The breakeven for the CG collar priced on this page is roughly $47.74 at expiration, derived from end-of-day chain premiums. Breakeven is the underlying price at which the strategy's P&L crosses zero ignoring transaction costs and assignment risk. The current CG market-implied 1-standard-deviation expected move is approximately 12.04%; if the move sits well outside the breakeven distance, the structure's risk-reward becomes correspondingly tighter.

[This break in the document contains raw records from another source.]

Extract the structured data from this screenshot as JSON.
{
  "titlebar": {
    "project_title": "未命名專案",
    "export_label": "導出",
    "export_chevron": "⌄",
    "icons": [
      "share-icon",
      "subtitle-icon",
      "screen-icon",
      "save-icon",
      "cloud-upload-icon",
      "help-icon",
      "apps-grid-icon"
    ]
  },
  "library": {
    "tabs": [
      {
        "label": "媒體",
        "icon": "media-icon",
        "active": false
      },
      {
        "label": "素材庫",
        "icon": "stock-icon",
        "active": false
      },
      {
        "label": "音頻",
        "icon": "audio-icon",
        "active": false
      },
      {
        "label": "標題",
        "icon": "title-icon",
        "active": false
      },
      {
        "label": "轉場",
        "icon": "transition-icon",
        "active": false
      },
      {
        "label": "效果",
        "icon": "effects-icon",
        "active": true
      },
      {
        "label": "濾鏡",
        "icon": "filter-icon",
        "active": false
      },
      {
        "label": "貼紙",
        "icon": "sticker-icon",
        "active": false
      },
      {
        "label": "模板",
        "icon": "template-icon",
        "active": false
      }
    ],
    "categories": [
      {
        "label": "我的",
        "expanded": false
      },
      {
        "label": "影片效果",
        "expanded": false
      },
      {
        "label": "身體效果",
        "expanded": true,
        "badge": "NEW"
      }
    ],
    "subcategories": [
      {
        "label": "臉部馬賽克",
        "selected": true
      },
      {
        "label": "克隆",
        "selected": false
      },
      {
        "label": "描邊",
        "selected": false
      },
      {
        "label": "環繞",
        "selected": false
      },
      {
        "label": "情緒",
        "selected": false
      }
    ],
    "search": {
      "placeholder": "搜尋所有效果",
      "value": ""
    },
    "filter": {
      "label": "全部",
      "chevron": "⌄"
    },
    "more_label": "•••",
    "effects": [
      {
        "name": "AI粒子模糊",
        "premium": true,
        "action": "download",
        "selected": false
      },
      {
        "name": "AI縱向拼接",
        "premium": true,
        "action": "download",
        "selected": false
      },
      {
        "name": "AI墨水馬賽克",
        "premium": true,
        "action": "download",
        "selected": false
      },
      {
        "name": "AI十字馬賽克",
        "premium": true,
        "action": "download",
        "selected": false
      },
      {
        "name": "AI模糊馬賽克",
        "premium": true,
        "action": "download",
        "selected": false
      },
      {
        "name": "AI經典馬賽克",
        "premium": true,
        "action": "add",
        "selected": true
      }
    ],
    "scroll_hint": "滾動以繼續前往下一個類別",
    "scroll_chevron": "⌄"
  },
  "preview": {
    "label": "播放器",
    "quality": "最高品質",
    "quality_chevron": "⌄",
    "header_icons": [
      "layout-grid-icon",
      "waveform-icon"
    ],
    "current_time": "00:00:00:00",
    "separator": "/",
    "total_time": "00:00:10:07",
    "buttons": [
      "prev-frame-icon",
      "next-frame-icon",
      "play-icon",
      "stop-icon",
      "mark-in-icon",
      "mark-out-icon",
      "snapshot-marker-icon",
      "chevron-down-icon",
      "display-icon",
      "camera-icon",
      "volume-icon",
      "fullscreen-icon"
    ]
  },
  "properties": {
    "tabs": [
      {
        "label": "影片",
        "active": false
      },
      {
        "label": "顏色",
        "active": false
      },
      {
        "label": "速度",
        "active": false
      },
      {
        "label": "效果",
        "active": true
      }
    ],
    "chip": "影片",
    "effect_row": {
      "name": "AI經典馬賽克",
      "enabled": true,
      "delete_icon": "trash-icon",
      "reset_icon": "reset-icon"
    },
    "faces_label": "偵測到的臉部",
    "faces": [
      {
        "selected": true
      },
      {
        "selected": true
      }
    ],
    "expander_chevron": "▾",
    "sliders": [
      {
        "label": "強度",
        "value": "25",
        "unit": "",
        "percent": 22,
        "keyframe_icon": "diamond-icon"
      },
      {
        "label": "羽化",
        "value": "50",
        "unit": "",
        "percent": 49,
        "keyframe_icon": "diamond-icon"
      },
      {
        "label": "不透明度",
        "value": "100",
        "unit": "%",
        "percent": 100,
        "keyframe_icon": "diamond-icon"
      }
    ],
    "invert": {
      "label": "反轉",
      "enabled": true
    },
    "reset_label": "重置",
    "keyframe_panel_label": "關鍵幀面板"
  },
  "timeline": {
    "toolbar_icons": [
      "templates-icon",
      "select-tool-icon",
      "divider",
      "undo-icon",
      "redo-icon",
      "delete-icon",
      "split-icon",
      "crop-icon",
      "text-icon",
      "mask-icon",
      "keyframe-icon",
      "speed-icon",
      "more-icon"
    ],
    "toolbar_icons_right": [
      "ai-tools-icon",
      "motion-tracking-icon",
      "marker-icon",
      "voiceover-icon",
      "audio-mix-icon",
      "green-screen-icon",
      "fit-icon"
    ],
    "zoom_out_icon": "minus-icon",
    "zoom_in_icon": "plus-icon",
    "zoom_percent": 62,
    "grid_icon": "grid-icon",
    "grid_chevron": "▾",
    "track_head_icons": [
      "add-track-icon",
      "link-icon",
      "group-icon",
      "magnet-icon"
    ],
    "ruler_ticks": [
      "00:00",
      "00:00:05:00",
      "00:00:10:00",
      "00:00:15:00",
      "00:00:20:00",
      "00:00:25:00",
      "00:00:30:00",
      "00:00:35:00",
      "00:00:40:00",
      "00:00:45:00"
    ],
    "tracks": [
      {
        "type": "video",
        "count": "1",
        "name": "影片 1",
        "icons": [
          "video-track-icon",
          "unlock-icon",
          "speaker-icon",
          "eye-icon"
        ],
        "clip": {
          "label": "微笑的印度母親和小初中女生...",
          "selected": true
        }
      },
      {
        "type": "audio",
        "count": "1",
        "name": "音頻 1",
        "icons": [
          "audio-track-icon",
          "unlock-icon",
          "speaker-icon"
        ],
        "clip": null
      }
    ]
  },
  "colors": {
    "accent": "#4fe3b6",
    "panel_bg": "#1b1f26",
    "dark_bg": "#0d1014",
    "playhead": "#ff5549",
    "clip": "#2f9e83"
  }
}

When should you consider a collar on CG?
Collars on CG hedge an existing long CG stock position; the long put sets a floor while the short call finances it, often run as a near-zero-cost hedge during expected volatility windows.
How does current CG implied volatility affect this collar?
CG ATM IV is at 42.00% with IV rank near 32.37%, which is mid-range against its 1-year history. Strategy selection depends more on directional thesis and expected move than on a strong IV signal.